Banyak teman lelaki, sekelas atau dari kelas lain juga dari kakak tingkat yang mendekatiku. Aku sempat merasa begitu tersanjung, kagum pada diriku sendiri. Aku merasa begitu populer di sekolah. Jika hari valentine tiba, bisa dipastikan akulah gadis yang paling banyak menerima ucapan selamat di tanggal 14 Februari itu. Entah melalui pesan singkat, sapaan langsung, kartu ucapan, mawar, coklat, boneka, kado, dll. Sebagain dari pemberian para lelaki itu, aku tak berencana ingin memilikinya.

Tak jarang aku harus terbiasa dengan hari valentine yang selalu mengundang dan memunculkan niat para lelaki untuk menyatakan cintanya padaku. Tapi kutolak semua. Tak ada lelaki yang kucintai. Mungkin karena banyaknya jumlah mereka, aku tak yakin dengan lelaki-lelaki itu. Setidaknya belum, belum kujumpai lelaki yang sungguh-sungguh mencintaiku.

Kau penasaran? Kenapa tak ada lelaki yang kuterima cintanya?
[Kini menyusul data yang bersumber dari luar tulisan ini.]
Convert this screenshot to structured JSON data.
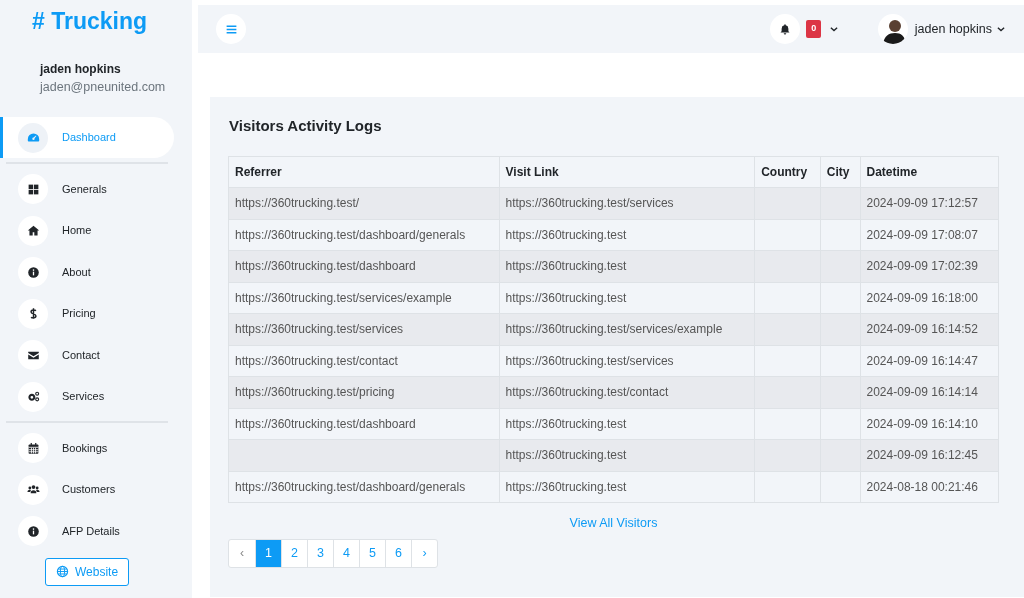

Karena aku masih ingin sendiri. Menikmati hari. Sendiri itu menyenangkan. Aku bisa meluangkan waktu untuk belajar atau membaca banyak hal. Aku ingin belajar banyak hal, ingin tahu mengenai hal-hal yang tak kutetahui.

Terkadang sempat terlintas dipikiran, keinginan memiliki pendamping. Dan terkadang aku lebih yakin tentang jodoh yang tak akan lari kemana pun. Lebih yakin lagi, bila sudah jodoh, pasti dia yang entah siapa akan jadi pacarku suatu saat nanti.

Orang tuaku malah tak sependapat tentang sikapku itu. Mereka selalu bertanya padaku, mengapa aku tak juga memiliki pacar. Mereka sangat khawatir. Berkali-kali pertanyaan mereka kutepis dengan pernyataan, aku masih mau menyelesaikan studiku dulu. Enteng, bukan. Itulah aku yang tak ingin direpotkan mengenai lelaki.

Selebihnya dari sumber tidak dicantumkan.